Dans ces cénacles, Valls commence doucement à faire l'analyse de son échec face à Hamon. Notamment ses propos anxiogènes sur la guerre, les migrants ou l'implosion de l'Europe. Avant même les fêtes de fin d'année, faisant un rapide bilan de ses trois premières semaines de campagne compliquées, il reconnaissait que son annonce de la suppression du 49.3 avait été prématurée, mal préparée et donc mal comprise. En fait, «il est passé plus vite que les Français du stade de Premier ministre à celui de candidat», analyse le député Olivier Dussopt. «Peu d'hommes politiques ont cette force d'autocritique et d'analyse. Manuel Valls a une énorme distance vis-à-vis de lui-même», salue la ministre Pascale Boistard.

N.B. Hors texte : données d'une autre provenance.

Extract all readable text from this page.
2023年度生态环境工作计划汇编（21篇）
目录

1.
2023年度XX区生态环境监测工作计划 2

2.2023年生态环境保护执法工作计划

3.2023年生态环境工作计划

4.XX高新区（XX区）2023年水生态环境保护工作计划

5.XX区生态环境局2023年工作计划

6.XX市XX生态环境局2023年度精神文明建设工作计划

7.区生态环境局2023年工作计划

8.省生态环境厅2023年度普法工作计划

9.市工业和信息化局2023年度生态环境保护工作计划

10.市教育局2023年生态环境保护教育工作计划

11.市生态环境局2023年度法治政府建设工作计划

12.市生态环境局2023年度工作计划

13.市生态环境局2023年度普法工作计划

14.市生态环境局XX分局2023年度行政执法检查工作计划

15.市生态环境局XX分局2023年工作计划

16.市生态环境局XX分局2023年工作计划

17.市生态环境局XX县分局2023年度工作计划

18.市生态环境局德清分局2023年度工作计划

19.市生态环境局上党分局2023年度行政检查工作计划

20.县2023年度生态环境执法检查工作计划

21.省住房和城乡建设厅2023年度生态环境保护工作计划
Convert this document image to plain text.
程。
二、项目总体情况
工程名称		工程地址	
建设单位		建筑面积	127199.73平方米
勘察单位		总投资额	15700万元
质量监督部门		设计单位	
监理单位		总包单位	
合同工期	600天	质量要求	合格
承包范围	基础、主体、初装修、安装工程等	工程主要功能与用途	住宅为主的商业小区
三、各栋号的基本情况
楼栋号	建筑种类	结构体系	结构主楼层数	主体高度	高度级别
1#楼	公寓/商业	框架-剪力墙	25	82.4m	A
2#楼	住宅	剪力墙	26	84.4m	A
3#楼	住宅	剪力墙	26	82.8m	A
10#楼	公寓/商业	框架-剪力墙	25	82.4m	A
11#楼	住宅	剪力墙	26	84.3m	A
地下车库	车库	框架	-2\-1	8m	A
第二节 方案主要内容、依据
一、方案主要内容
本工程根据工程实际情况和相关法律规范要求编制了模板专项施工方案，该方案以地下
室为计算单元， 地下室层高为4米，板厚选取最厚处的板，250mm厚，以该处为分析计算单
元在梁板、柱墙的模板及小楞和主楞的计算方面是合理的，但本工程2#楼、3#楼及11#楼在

Selon Francis Chouat, la réflexion de Valls porte en réalité moins sur la primaire que sur ce quinquennat «malmené» qui se termine, sur le manque de pédagogie au sommet ou sur son passage à Matignon où «il a surtout bataillé contre son camp». «Tout ça trotte dans sa tête, confirme l'édile. Le retour sur expérience n'est pas terminé mais il a surtout le souci de l'avenir». On avait cru comprendre.